はじめは試行錯誤したと思うよ。すぐにアイデアが固まったわけではなかったんだ。でも、方向性が決まるまでに長くはかからなかった。この作品を聴けばその様子が伝わると思う。『Star Fleet Sessions』の大きな魅力はそこにあるんだ。つまり、私たちが少しずつ進歩していく様子が分かるのさ。
当初は構成が頭に入っていないし、お互いのこともよく知らなかった。だからぎこちなくて、空回りしているような感じだった。だけどこのレコーディングは、作品を作ることが目的ではなかったから気楽だった。「さあ、レコードを作るぞ」と言って集まったわけではないんだ。むしろ、「みんなで楽しみながら、何ができるか模索していこう」という感じだった。
だから、このボックス・セットに収録されているセッションの様子を聴いてもらえれば、私たちが手探りで進みながら少しずつ自信をつけ、方向性を定め、一枚岩になっていくのを感じ取れるはずだよ。あれは最高の気分だった。
例えば、私たちと同じようにほとんど常にツアー生活を送っている友人がいて、なかなか会う機会がなかったとしよう。そんな友人と親密な時間を過ごすには、少々工夫が必要になってくる。私がみんなを集めたのは、そういう意図でもあったんだ。特に、エド(・ヴァン・ヘイレン)とは滅多に会う機会がなかった。だから、ただ彼と過ごすだけじゃなく、お互いに目を合わせながら一緒に演奏ができたら最高だと思ったんだ。そうしてお互いを高め合うことができたとき、何が起こるか確かめてみたかったのさ。私にとっては大きな挑戦だった。
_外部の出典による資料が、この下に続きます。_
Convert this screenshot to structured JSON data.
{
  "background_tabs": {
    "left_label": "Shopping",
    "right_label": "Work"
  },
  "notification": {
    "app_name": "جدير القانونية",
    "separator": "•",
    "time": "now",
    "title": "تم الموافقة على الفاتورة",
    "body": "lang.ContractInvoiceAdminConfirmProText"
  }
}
正直に言って、私は少々シャイな性格なんだ。だから、あのときロサンゼルスで“自由に何かをしてみたい”という気持ちが湧き上がっていなければ、このセッションは実現しなかっただろう。あのときの私は勇気を振り絞ってみんなに電話をかけ、「一緒に演奏しに来てほしい」と伝えた。あまりそういうことをするタイプの人間ではないのさ。
圧倒されたエディの演奏
エドと一緒にスタジオに入ってみると、私は畏敬の念に包まれた。正直なところ、私はただ圧倒されていたんだ。「なんて素晴らしいことが起きているんだろう」と思った。自分にないものを持っている彼のような人を妬んだり、嫌ったりするのは簡単だ。
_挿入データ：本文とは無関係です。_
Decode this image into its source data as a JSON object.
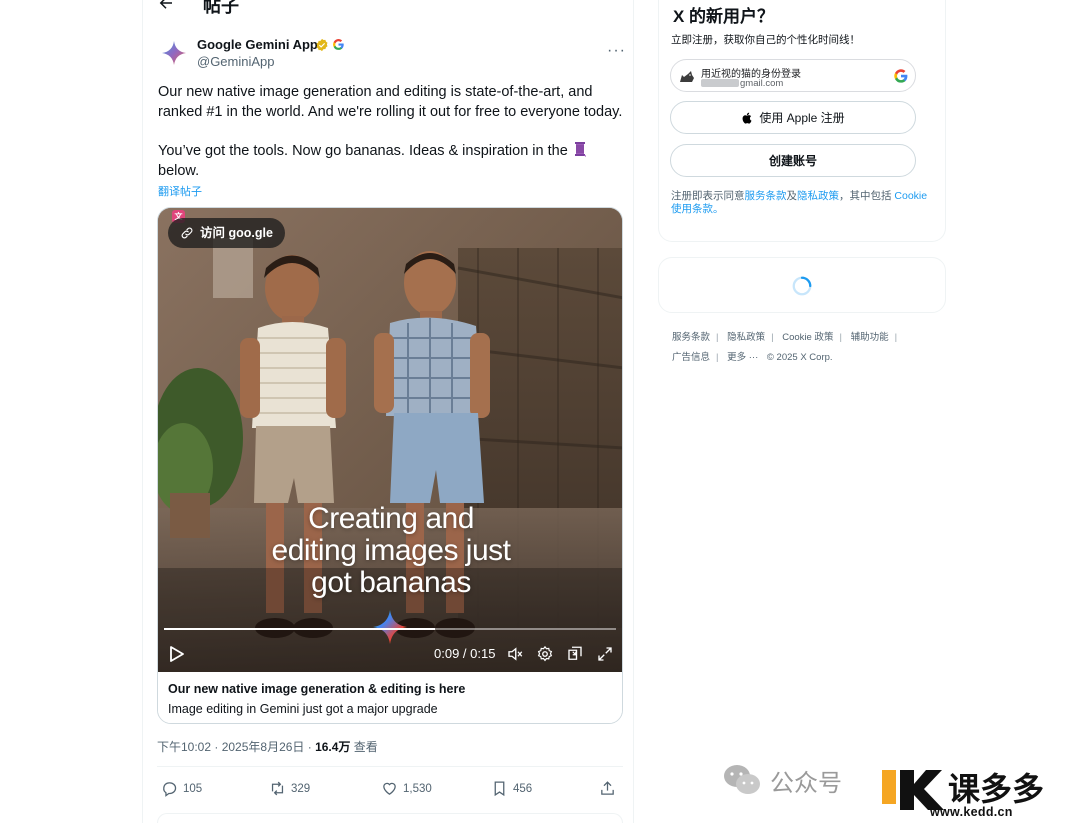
{
  "header": {
    "title": "帖子"
  },
  "tweet": {
    "display_name": "Google Gemini App",
    "handle": "@GeminiApp",
    "paragraph1": "Our new native image generation and editing is state-of-the-art, and ranked #1 in the world. And we're rolling it out for free to everyone today.",
    "paragraph2": "You’ve got the tools. Now go bananas. Ideas & inspiration in the",
    "paragraph2_tail": "below.",
    "translate": "翻译帖子",
    "media": {
      "visit_label": "访问 goo.gle",
      "headline_line1": "Creating and",
      "headline_line2": "editing images just",
      "headline_line3": "got bananas",
      "time": "0:09 / 0:15",
      "progress": 0.6,
      "card_title": "Our new native image generation & editing is here",
      "card_desc": "Image editing in Gemini just got a major upgrade"
    },
    "timestamp": "下午10:02 · 2025年8月26日 · ",
    "views_count": "16.4万",
    "views_label": " 查看",
    "actions": {
      "replies": "105",
      "reposts": "329",
      "likes": "1,530",
      "bookmarks": "456"
    }
  },
  "signup": {
    "title": "X 的新用户？",
    "subtitle": "立即注册，获取你自己的个性化时间线！",
    "google_line1": "用近视的猫的身份登录",
    "google_line2": "gmail.com",
    "apple_label": "使用 Apple 注册",
    "create_label": "创建账号",
    "terms_prefix": "注册即表示同意",
    "terms_tos": "服务条款",
    "terms_and": "及",
    "terms_privacy": "隐私政策",
    "terms_mid": "，其中包括 ",
    "terms_cookie": "Cookie 使用条款。"
  },
  "footer": {
    "links": [
      "服务条款",
      "隐私政策",
      "Cookie 政策",
      "辅助功能",
      "广告信息",
      "更多 ···"
    ],
    "copyright": "© 2025 X Corp."
  },
  "watermark": {
    "label": "公众号",
    "url": "www.kedd.cn"
  },
  "colors": {
    "accent": "#1d9bf0",
    "text": "#0f1419",
    "muted": "#536471"
  }
}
だけどどういうわけか、ギタリスト仲間のあいだではそういうことが起きない。みんなそれぞれに個性があるし、お互いの演奏を楽しんでいるからだろう。だから私も「神様が目の前にいる」と感じつつ、その状況を心から楽しんでいた。彼と同じ部屋で、演奏を代わる代わる聴かせ合うのは本当に楽しかった。その様子もこの作品に収められているよ。すごく贅沢な時間だったし、まさに唯一無二の経験だった。なんて素晴らしい時間だったんだろう。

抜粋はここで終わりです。